WISdom monitors multiple SQL Server deployment types, each requiring specific permissions for successful data collection. This section covers permission requirements for on-premises and cloud-hosted SQL instances, Azure SQL, and Amazon RDS environments.
Permissions Overview
Historically, the collection account was a member of the sysadmin (SA) role, which provides full access to all SQL data. Where SA is available and permitted, it remains the simplest configuration. Where it is not, WISdom supports a least-privilege alternative for each deployment type.
With SQL Server 2022, Microsoft introduced dedicated server roles that grant access to system tables and Dynamic Management Views (DMVs) without exposing user databases or data. This provides a more secure and supportable alternative to SA for modern environments. For background on these roles, see Andreas Wolter's documentation on the SQL Server Blog.
Recommended Setup Pattern — Custom Monitoring Roles
Rather than granting permissions directly to a service account, create dedicated roles and assign the required permissions to those roles. Add the collection account as a member of each role. This approach:
- Isolates WISdom permissions from the account identity, making it straightforward to rotate or replace the service account without re-granting permissions
- Provides a single point of change when WISdom permission requirements are updated
- Mirrors standard enterprise monitoring patterns and simplifies audit reviews
Depending on your environment and whether Query Store is in use, you will create two or three roles:
Role 1 — Custom Server Role (on-premises, EC2, Azure MI only)
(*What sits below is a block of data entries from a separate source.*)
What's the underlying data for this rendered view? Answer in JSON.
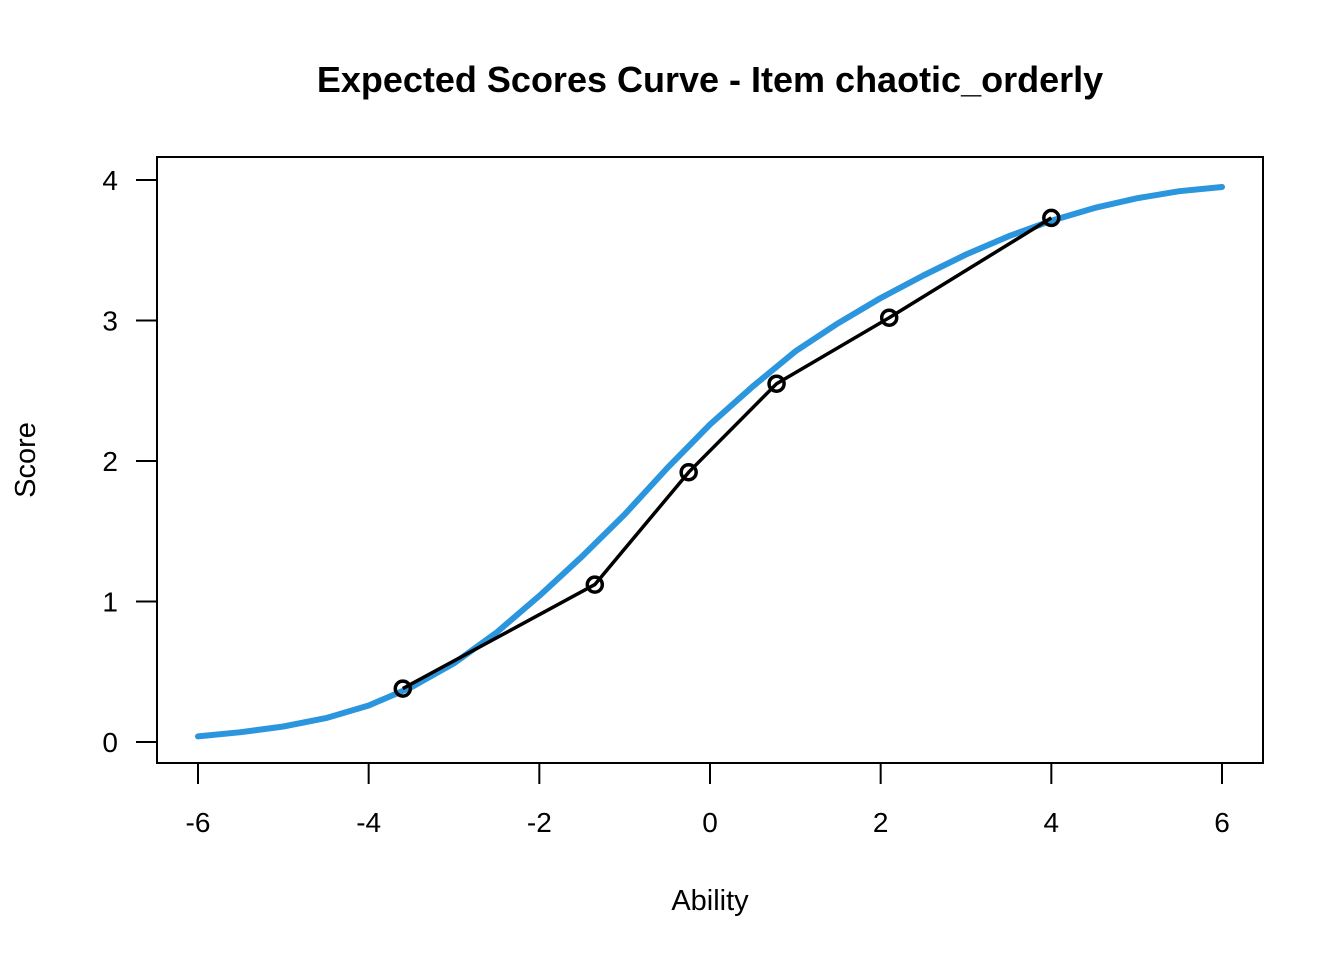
{
  "chart_data": {
    "type": "line",
    "title": "Expected Scores Curve - Item  chaotic_orderly",
    "xlabel": "Ability",
    "ylabel": "Score",
    "xlim": [
      -6,
      6
    ],
    "ylim": [
      0,
      4
    ],
    "x_ticks": [
      "-6",
      "-4",
      "-2",
      "0",
      "2",
      "4",
      "6"
    ],
    "y_ticks": [
      "0",
      "1",
      "2",
      "3",
      "4"
    ],
    "grid": false,
    "legend": "none",
    "series": [
      {
        "role": "expected-curve",
        "color": "#2b96de",
        "x": [
          -6.0,
          -5.5,
          -5.0,
          -4.5,
          -4.0,
          -3.5,
          -3.0,
          -2.5,
          -2.0,
          -1.5,
          -1.0,
          -0.5,
          0.0,
          0.5,
          1.0,
          1.5,
          2.0,
          2.5,
          3.0,
          3.5,
          4.0,
          4.5,
          5.0,
          5.5,
          6.0
        ],
        "values": [
          0.04,
          0.07,
          0.11,
          0.17,
          0.26,
          0.39,
          0.56,
          0.78,
          1.04,
          1.32,
          1.62,
          1.95,
          2.26,
          2.53,
          2.78,
          2.98,
          3.16,
          3.32,
          3.47,
          3.6,
          3.71,
          3.8,
          3.87,
          3.92,
          3.95
        ]
      },
      {
        "role": "observed-points",
        "color": "#000000",
        "x": [
          -3.6,
          -1.35,
          -0.25,
          0.78,
          2.1,
          4.0
        ],
        "values": [
          0.38,
          1.12,
          1.92,
          2.55,
          3.02,
          3.73
        ]
      }
    ]
  }
}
A server-level role covers the Master Database permissions required for WISdom collection. This role is created once per instance in the context of master.
| Environment | Supported | Suggested Name |
|---|---|---|
| SQL Server (on-premises / EC2 / Azure VM) | Yes | WISdom_Server_Monitor |
| Azure Managed Instance | Yes | WISdom_Server_Monitor |
| Azure SQL Database | No — grant directly to account | — |
| Amazon RDS | No — grant directly to account | — |
Role 2 — Custom MSDB Database Role
A database-level role in msdb covers the SQL Agent and mail monitoring permissions. This role is created once per instance in the context of msdb.
| Environment | Suggested Name |
|---|---|
| SQL Server (on-premises / EC2 / Azure VM) | db_wisdom_collector |
| Azure Managed Instance | db_wisdom_collector |
| Amazon RDS | db_wisdom_rds_collector |
Role 3 — Query Store Database Role (Optional)
When Query Store is in use, a database-level role covers the required sys.query_store_* permissions. Unlike the server and MSDB roles, this role must be created and the collection account added as a member in every user database where Query Store is enabled. It is not a one-time setup.
| Environment | Suggested Name |
|---|---|
| All supported environments | db_wisdom_qs_collector |
The child pages use these role names in their example scripts. Substitute your organization's naming convention as needed. All role creation scripts use GO batch separators and must be run in the correct database context — USE [master] for the server role, USE [msdb] for the MSDB role, and the target user database for each Query Store role.
SQL Instance Collection
Covers on-premises SQL Server instances and SQL Server hosted on cloud VMs (EC2, Azure VMs). SA permissions provide full collection capability. If SA is not available, refer to the least-privilege configuration for the applicable SQL Server version.
Azure SQL Collection
SA permissions are not available for Azure Managed Instances or Azure SQL Databases. This page details the minimum required permissions for both deployment types.
AWS SQL Collection
Covers both EC2 and RDS instances. EC2 follows the same permission model as standard SQL Server. RDS requires specific permissions granted against RDS-specific views rather than core system tables.